In early 2003, while in college at FHU, we had our social club officers’ retreat at a house on Kentucky Lake. We arrived late Friday evening, so we didn’t see the lake until Saturday morning. When we awoke to see it and its surroundings, we were amazed that the lake’s surface was totally frozen. Prior to that morning, every time in my life I had seen a body of water, it was always moving. But not this time. It was still and it was solid. I always think about that lake when I read James 1:5-8.
If any of you lacks wisdom, let him ask God, who gives generously to all without reproach, and it will be given him. But let him ask in faith, with no doubting, for the one who doubts is like a wave of the sea that is driven and tossed by the wind. For that person must not suppose that he will receive anything from the Lord; he is a double-minded man, unstable in all his ways.
The first clause of the passage reflects some of James’ almost-sarcastic humor. Who, exactly, does not need more wisdom? The “if” sounds as though it’s a limiting condition, but realistically, it’s a universal statement. Everyone needs more wisdom.
What are we asking for when we ask for wisdom? We commonly think of wisdom as more than just knowledge. It’s the practical application of knowledge. Another concise definition I’ve heard is, “Wisdom is the ability to see potential results before making decisions.”
During what situations, then, should we ask for wisdom? The easy answer is, “in everything.” But the contextual answer is that of trials that test our faith and reliance upon God (1:2-4). We need the Lord’s guidance, direction, and peace when our souls are tested by life’s hurdles. Trials easily become watershed moments; we either draw nearer to God and His people, or we push away from His goodness. Thus, we especially need wisdom in the face of trials. So we must ask for it. Additionally, the verb in the Greek emphasizes the process of “keep on asking.” We need wisdom continually, thus we must ask continually.
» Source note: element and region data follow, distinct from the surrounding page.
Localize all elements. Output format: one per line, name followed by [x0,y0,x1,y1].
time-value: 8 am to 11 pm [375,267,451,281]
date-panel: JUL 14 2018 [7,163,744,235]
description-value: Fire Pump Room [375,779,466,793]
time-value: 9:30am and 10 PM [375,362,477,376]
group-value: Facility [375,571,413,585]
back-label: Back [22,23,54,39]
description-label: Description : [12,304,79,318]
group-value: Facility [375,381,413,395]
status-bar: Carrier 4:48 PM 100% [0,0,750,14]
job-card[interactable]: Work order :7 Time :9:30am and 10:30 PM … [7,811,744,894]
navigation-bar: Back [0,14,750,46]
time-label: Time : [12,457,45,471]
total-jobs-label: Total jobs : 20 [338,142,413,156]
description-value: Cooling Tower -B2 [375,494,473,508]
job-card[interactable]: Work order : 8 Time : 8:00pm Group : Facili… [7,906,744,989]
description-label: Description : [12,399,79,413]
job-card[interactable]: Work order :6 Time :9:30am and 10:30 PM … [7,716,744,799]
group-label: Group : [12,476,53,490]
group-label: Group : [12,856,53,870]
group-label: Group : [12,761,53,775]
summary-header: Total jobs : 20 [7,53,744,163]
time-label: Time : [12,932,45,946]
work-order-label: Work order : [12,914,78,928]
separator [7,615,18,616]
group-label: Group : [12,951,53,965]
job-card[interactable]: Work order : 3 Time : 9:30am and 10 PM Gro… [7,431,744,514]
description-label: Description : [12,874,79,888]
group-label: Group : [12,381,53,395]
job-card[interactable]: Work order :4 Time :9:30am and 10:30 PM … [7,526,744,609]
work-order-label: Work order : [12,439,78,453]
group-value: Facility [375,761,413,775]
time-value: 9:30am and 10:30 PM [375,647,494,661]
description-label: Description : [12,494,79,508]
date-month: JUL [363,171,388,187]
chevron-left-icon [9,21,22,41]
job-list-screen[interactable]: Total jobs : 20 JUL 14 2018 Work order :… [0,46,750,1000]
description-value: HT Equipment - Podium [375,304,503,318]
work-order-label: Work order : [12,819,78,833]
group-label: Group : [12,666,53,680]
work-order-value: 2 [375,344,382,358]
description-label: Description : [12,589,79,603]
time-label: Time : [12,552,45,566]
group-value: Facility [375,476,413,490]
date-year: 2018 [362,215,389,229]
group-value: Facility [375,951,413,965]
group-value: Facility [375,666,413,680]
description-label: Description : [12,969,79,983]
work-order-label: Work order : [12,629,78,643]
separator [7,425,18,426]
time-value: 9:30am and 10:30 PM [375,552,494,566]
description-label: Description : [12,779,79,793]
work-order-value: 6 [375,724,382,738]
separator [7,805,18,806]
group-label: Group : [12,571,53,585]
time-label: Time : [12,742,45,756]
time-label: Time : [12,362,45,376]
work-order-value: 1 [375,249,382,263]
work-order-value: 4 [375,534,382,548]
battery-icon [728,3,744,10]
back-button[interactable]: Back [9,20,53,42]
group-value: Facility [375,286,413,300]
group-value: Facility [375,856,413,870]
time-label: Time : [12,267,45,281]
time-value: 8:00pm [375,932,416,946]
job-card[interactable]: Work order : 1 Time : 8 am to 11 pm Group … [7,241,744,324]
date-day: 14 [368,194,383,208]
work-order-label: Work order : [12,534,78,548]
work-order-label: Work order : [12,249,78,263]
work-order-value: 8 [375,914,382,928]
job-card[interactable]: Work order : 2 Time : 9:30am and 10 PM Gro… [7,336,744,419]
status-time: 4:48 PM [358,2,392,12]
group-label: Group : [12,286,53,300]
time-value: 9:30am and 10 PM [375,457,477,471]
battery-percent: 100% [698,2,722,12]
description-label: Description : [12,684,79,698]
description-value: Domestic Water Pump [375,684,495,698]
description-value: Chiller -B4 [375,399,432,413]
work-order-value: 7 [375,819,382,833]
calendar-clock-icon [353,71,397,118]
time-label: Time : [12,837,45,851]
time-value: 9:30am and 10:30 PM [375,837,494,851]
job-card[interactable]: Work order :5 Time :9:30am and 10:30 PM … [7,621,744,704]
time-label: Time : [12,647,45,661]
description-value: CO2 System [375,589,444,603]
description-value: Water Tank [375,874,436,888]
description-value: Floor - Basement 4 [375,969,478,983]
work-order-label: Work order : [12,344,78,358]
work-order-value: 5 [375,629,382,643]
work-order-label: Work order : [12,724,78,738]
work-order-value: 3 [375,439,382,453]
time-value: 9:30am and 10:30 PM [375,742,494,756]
God guarantees that he gives wisdom. But it’s not a blank check. Notice how we are supposed to ask: without reproach, in faith, with no doubting. This is where it hits us the hardest. It’s easier to simply ask for wisdom than it is to confidently ask for wisdom.
James illustrates our doubting with the simple, but common, sight of water. Its waves are continually driven and tossed, he says, by the whims of the wind. Their direction, strength, and frequency are determined by forces beyond their control.
We will encounter countless storms, criticisms, and confusions in this life. But we cannot be controlled by them. We must be confident, trusting, and solid as we ask God for direction and guidance.